El Pleno de la Sala Cuarta del Tribunal Supremo ha establecido en su sentencia de 23 de marzo de 2.017 (publicada el 5 de abril) que las empresas no están obligadas a llevar un registro de la jornada diaria de toda la plantilla.

De esta manera, el Tribunal Supremo rectifica la doctrina de la Audiencia Nacional, que en sus sentencias de 4 de diciembre de 2.015 y de 19 febrero de 2.016 concluye que las empresas deben llevar un registro diario de la jornada de sus trabajadores para comprobar el cumplimiento de la jornada laboral y horarios pactados.

Sentencias de la Audiencia Nacional:

Recordemos que dichas sentencias de la Audiencia Nacional establecían que del artículo 35.5 del Estatuto de los Trabajadores se desprendía la obligación de la empresa de establecer un registro horario de la jornada diaria.

Dicho precepto, que regula las horas extraordinarias, establece que «a efectos del cómputo de las horas extraordinarias, la jornada de cada trabajador se registrará día a día y se totalizará en el periodo fijado para el abono de las retribuciones, entregando copia del resumen al trabajador en el recibo correspondiente».
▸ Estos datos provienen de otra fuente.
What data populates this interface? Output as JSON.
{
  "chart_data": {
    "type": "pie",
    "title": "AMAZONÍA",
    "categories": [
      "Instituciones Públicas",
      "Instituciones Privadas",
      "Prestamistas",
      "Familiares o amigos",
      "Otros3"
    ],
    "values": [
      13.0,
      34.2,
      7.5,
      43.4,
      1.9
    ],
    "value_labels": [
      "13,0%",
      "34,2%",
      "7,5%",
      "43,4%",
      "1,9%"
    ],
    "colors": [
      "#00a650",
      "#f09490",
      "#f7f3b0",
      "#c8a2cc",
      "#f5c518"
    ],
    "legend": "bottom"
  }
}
La Audiencia Nacional sostiene que, «si la razón de este precepto no era otra que procurar al trabajador un medio de prueba documental para acreditar la realización de horas extaordinarias, parece evidente que el registro de la jornada diaria es la herramienta, promovida por el legislador, para asegurar efectivamente el control de las horas extraordinarias»

De esta manera, la Audiencia Nacional consideraba que «si el registro diario de la jornada solo fuera obligatorio cuando se realicen horas extraordinarias, provocaríamos un círculo vicioso, que vaciaría de contenido la institución y sus fines, puesto que el presupuesto, para que las horas extraordinarias tengan dicha consideración, es que se realicen sobre la duración máxima de la jornada de trabajo». Básicamente, se sostenía que sin el registro diario de la jornada es imposible controlar la realización de las horas extraordinarias.

Sentencias del Tribunal Supremo:

Frente a la interpretación realizada por la Audiencia Nacional, el Tribunal Supremo considera que el base al artículo 35.5 del Estatuto de los Trabajadores no obliga a llevar un registro de la jornada diaria de toda la plantilla, sino tan solo de las horas extraordinarias realizadas, rechazando realizar una interpretación extensiva del citado precepto.

El Tribunal Supremo explica que “la falta de llevanza, o incorrecta llevanza del registro, no se tipifica por la norma como infracción de forma evidente y terminante, lo que obliga a una interpretación restrictiva y no extensiva de una norma sancionadora como la contenida en el artículo 7-5 del RDL 5/2000, de 4 de agosto, sobre Infracciones y Sanciones en el Orden Social, norma cuya naturaleza sancionadora impide una interpretación extensiva del art. 35-5 del ET, pues es principio de derecho el de la interpretación restrictiva de las normas limitadoras de derechos y de las sancionadoras. Además, tampoco se tipifica como falta la no llevanza del registro que nos ocupa y no informar a los trabajadores sobre las horas realizadas en jornadas especiales o incumplir obligaciones meramente formales o documentales constituye, solamente, una falta leve, en los supuestos previstos en el art. 6, números 5 y 6 del Real Decreto Legislativo citado”.

Añade que la solución dada “no deja indefenso al trabajador a la hora de probar la realización de horas extraordinarias, pues a final de mes la empresa le notificará el número de horas extras realizadas, o su no realización, lo que le permitirá reclamar frente a esa comunicación y a la hora de probar las horas extraordinarias realizadas tendrá a su favor del artículo 217-6 de la LEC, norma que no permite presumir la realización de horas extras cuando no se lleva su registro, pero que juega en contra de quien no lo lleva cuando el trabajador prueba que si las realizó”.

El Supremo admite que convendría una reforma legislativa que clarificara la obligación de llevar un registro horario y facilitara al trabajador la prueba de la realización de horas extraordinarias, pero  sostiene que esa obligación no existe por ahora y los Tribunales no pueden suplir al legislador imponiendo a la empresa el establecimiento de un complicado sistema de control horario, mediante una condena genérica, que obligará, necesariamente, a negociar con los sindicatos el sistema a implantar, por cuanto, no se trata, simplemente, de registrar la entrada y salida, sino el desarrollo de la jornada efectiva de trabajo con las múltiples variantes que supone la existencia de distintas jornadas, el trabajo fuera del centro de trabajo y, en su caso, la distribución irregular de la jornada a lo largo del año, cuando se pacte.